The biggest problem for me is that even though I know my physical symptoms are just an offshoot of emotional stress, I forget that during the moment. I go from being afraid of whatever it was that set of the attack to being afraid that my headache is a brain tumor, or that my trouble breathing is the same lung cancer that killed my grandfather. I even worry that my racing heart is going so fast because it knows it doesn’t have much time left. I’ve had each and every one of those thoughts countless times, and in the moment they couldn’t seem more real to me and my panic-stricken mind.
There’s an island off the coast of Africa called La Palma, which has a volcano on it called Cumbre Vieja. Some scientists believe that one day half of this volcano will fall into the ocean causing a mega tsunami that will engulf the east coast obliterating New York City. This seems like science fiction to you, but to me, it's a year and a half of nightmares and waking up in a sweat-drenched bed. When there’s turbulence on plane, I bruise my fingertips from grabbing my seat too hard. People around me chuckle when it’s all over. I spend the rest of the flight regretting the last thing I said to my family. Stalled subways are terrorist attacks, jerking elevators are about to fall, and don’t even get me started about what goes through my head when I’m sitting in a doctor’s office on that deli paper just waiting for him to come in.

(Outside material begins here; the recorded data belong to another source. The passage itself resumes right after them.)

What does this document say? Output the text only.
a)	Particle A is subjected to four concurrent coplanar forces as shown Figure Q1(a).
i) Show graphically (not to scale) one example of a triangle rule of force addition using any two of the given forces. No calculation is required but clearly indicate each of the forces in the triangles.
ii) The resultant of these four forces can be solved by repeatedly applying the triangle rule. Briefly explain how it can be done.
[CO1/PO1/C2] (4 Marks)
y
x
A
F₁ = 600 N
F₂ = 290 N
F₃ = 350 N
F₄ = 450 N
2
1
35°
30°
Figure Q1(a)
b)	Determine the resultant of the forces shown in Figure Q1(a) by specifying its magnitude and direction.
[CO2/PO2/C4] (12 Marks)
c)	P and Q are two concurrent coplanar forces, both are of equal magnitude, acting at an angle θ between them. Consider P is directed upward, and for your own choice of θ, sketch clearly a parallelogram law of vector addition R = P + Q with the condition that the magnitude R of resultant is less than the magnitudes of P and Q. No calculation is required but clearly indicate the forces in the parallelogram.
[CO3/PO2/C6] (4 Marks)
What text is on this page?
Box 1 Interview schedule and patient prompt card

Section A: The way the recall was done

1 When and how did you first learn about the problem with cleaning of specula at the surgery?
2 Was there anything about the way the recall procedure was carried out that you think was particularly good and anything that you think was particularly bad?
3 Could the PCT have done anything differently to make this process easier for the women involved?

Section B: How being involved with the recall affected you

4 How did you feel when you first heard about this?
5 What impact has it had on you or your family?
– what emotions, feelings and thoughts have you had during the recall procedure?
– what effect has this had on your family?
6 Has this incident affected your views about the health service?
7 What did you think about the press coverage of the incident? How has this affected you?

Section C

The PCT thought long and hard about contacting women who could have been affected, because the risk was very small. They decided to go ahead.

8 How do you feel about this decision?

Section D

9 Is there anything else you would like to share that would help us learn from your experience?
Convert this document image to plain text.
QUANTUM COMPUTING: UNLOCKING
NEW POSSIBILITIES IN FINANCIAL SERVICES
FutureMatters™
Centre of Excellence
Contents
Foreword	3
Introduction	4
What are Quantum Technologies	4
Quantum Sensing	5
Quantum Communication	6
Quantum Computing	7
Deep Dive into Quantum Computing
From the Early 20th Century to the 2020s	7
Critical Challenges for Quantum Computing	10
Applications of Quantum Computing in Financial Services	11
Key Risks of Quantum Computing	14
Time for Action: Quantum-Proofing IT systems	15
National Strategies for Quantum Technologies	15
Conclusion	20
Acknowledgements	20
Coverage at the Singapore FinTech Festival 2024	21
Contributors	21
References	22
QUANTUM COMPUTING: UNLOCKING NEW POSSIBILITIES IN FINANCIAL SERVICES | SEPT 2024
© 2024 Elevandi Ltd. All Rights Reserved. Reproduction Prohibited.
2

After I calm down, which is easier for me now that I’ve seen someone and gotten help, I’m still terrified. Not of whatever set me off, not of how my body reacted, but of the plain and simple fact that I know without a doubt that it’s going to happen again. I dread every attack. I hate losing control of myself to something buried deep beneath my skull.
Somewhere past my frontal lobe and hypothalamus, beneath the folds and crests of my brain, lurks this stalking creature, my own personal nightmare maker. I feel weak because I can’t stop it, and even weaker because it seems to me that there are so many people who can. I dread the sight of dark clouds slowly marching across the blue horizon of a sunny day.
I’ve read the literature, so I know for instance that I’m about four times more likely to develop depression, alcoholism, or drug abuse than the average person. I’m aware that my particular type of disorder often leads to people developing agoraphobia, the fear of being outside, later in life. That’s probably what scares me the most now that I’ve written it all out.
I know the storm that scares me will pass. I know that my pounding heart will slow down, that my headache will subside, and that I’ll be able to stop breathing into a paper bag soon. But I also know that each panic attack pushes me closer to something worse. It’s not likely; I know that. I got help early, but I still worry. I’ve refused prescription pills because I’ve seen how my sister gets when she’s off her meds. She misses a few days and reverts into someone I don’t recognize (though we’ve shared a bedroom for 18 years.) So I talk through my disorder. I close my eyes and go inside the battlefield in my body. I find what hurts and visualize it. If I have a chest pain, I give it a size, a shape, a color, a smell, and a taste so that I can seem in control of what’s going on inside me.
I don’t have an ending for this essay because there hasn’t been an ending to my disorder. I still have it, and I’m living with it a day at a time. Attacks can hit at any time. I’ve gone for as long as four months without one, but after that streak, when I finally got hit with an episode, I cried. I thought I’d finally been unshackled. I’ve also had weeks in which every day sends me running to my room to escape. I’ve learned to try to enjoy the times between attacks as much as I can. I know there’s no shame in getting help or telling people about what I go through. I do what I can, when I can, and try to ignore my silent passenger, the one who’s always ready to tell me, “Be afraid, Sam. Be very, very afraid.”